Christopher is Caroline's younger brother and has suffered from epilepsy since he was 7 months old. As a baby and toddler, Christopher was prescribed drug after drug while his doctors tried to control his seizures. His seizures were sudden and unpredictable so Christopher wore a helmet to protect his head from injuries. Christopher developed normally before the seizures started and for a few months after they began. But when his seizure frequency increased to hundreds of seizures each day, his development slowed and then stopped.
The drugs were unsuccessful at controlling the seizures but eventually the ketogenic diet for epilepsy helped Christopher’s seizures become more controlled. While on the diet, he went from having hundreds of seizures a day to having twenty or fewer. Christopher remained on the diet for 4.5 years and then his doctors prescribed drugs again. Once again, the drugs did not help his seizures very much. For the next fifteen or so years, Christopher suffered with very frequent and life-threatening seizures. During this period he stopped walking. He also stopped eating by mouth and had to have a gastric feeding tube inserted.

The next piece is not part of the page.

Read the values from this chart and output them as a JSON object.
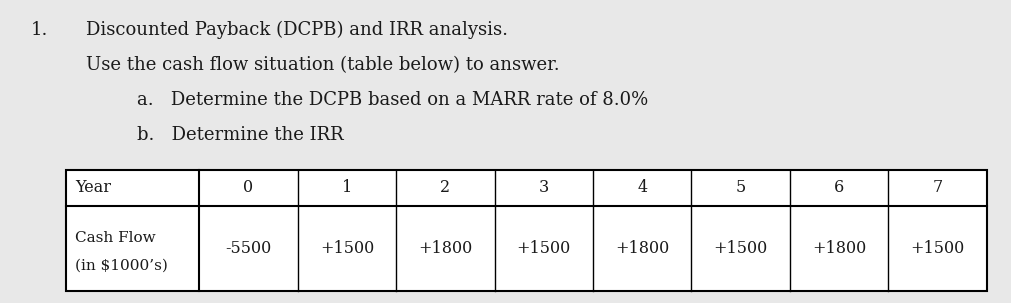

Christopher is now 27 years old and he still has seizures. For the last few years, his seizures have been milder and less frequent but he continues to have some seizure activity on most days, and prolonged and severe seizures every month or two. He doesn’t walk, talk, or understand language. His life has been profoundly affected by epilepsy. In the U.S., 3.4 million people suffer with epilepsy and worldwide, 65 million people have epilepsy. A few of the possible causes of epilepsy are genetics, trauma, stroke, tumors, and infectious disease, but in approximately 50% of cases, the cause is unknown. While Christopher’s seizures have not been well-controlled in spite of all the drugs and other interventions, many with epilepsy successfully control their seizures by using one or more drugs. Still, up to one-third of those with epilepsy do not get control over their seizures. Research into new drugs and treatments is crucial.
We chose Citizens United for Research In Epilepsy (CURE) because it is vital to fund more research to cure epilepsy. CURE was founded in 1998 by Susan Axelrod and a small group of parents who were frustrated with their inability to protect their children from seizures and the side effects of medication. CURE has raised more than $60 million to fund epilepsy research and other initiatives that will lead the way to cures for the many types and causes of epilepsy.